Jadi, kita harus bersatu? balas Boksuhi pada Oreshi.
Ya. Gue bakal pergi dan ngasih setengah lagi kemampuan Emperor Eye. Lo bisa sama atau lebih kuat dari Nash. Penglihatan lo lebih jauh dari Belial Eye.
Bokushi tak bertanya apa-apa lagi.
Gue pergi dulu, Bokushi. Selamat tinggal.
Selamat tinggal, Oreshi. Terima kasih.
Manik heterokromia Seijuurou berubah menjadi merah kedua-duanya. Sesungguhnya sosok Oreshi tidak benar-benar menghilang, ia melebur bersama Bokushi. Menyempurnakan Emperor Eye dan kepribadian seorang Akashi Seijuurou. Setiap bagian dalam dirinya menyatu. Ia percaya diri memenangkan pertandingan.
Nash terkejut bolanya direbut Seijuurou. Ia pikir bisa melewati pemuda itu lagi.
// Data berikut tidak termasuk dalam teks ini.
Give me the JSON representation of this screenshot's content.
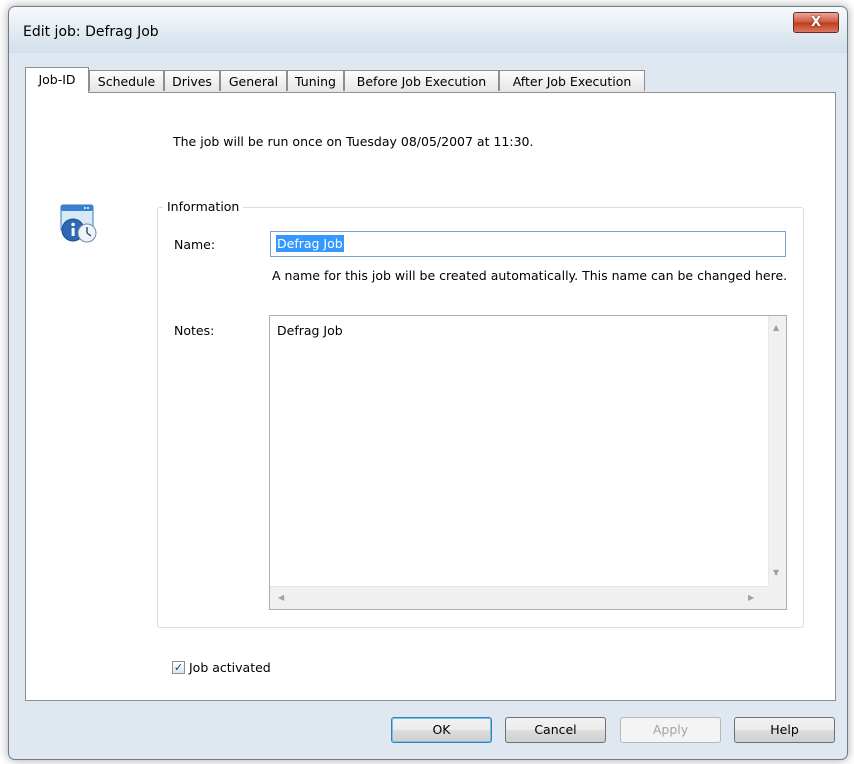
{
  "window": {
    "title": "Edit job: Defrag Job",
    "close_symbol": "X"
  },
  "tabs": [
    {
      "label": "Job-ID"
    },
    {
      "label": "Schedule"
    },
    {
      "label": "Drives"
    },
    {
      "label": "General"
    },
    {
      "label": "Tuning"
    },
    {
      "label": "Before Job Execution"
    },
    {
      "label": "After Job Execution"
    }
  ],
  "job_id": {
    "run_message": "The job will be run once on Tuesday 08/05/2007 at 11:30.",
    "group_title": "Information",
    "name_label": "Name:",
    "name_value": "Defrag Job",
    "name_hint": "A name for this job will be created automatically. This name can be changed here.",
    "notes_label": "Notes:",
    "notes_value": "Defrag Job",
    "activated_label": "Job activated",
    "activated_checked": true,
    "check_mark": "✓"
  },
  "icons": {
    "info": "info-window-icon",
    "scroll_up": "▲",
    "scroll_down": "▼",
    "scroll_left": "◀",
    "scroll_right": "▶"
  },
  "buttons": {
    "ok": "OK",
    "cancel": "Cancel",
    "apply": "Apply",
    "help": "Help"
  },
  "colors": {
    "selection": "#3399ff",
    "close_button": "#c13a1c",
    "window_frame": "#dfe8f1"
  }
}
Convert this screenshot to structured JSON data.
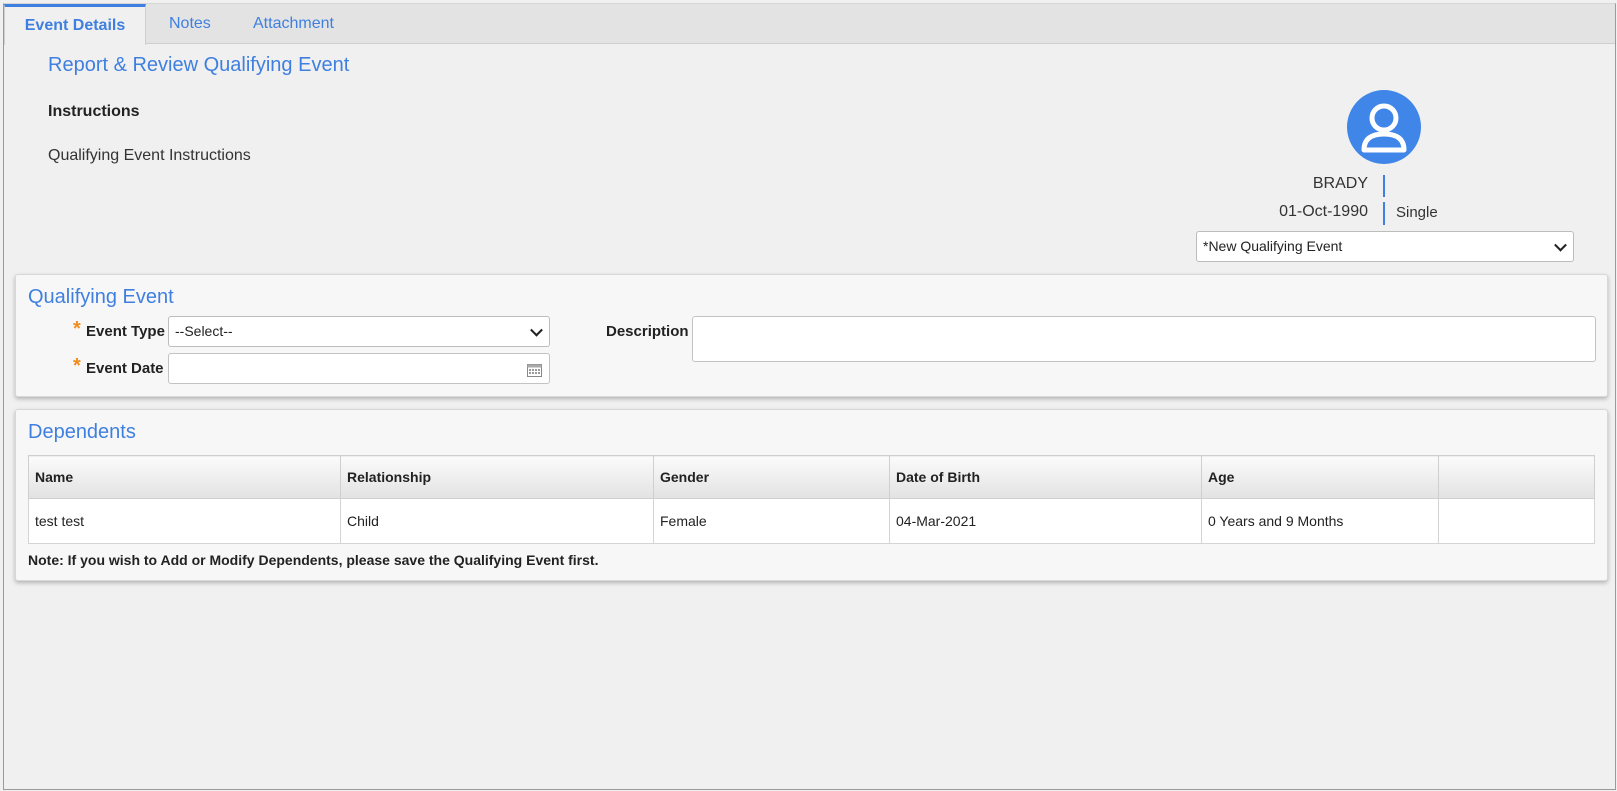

Seijuurou bergerak cepat menuju ring Jabberwock. Nick dan Allen menahannya, Seijuurou mengoper bola ke Shintarou.
Sei? Mata lo merah lagi keduanya, tapi kayaknya kemampuan lo beda dari sebelumnya, batin Shintarou.
“Ini yang gue tunggu.” Shintarou menyeringai, ia melompat dan tembakan mulusnya masuk ke ring.
Shintarou mengangkat sebelah tangannya ke atas dengan gagah dan percaya diri. Bermaksud Vorpal Swords kembali bangkit dan belum menyerah.
“Buset, Shin. Ketek lo bau,” celetuk Daiki saat Vorpal Swords kembali ke posisi bertahan.
“Ketek lo lebih bau nanodayo,” balas Shintarou.
“Lah masa'?” Daiki mencium keteknya yang hm semerbak baunya.
“Sei, nanti biar gue yang cetak poin. Kita ketinggalan jauh nanodayo tapi waktu kita tinggal dikit,” pinta Shintarou.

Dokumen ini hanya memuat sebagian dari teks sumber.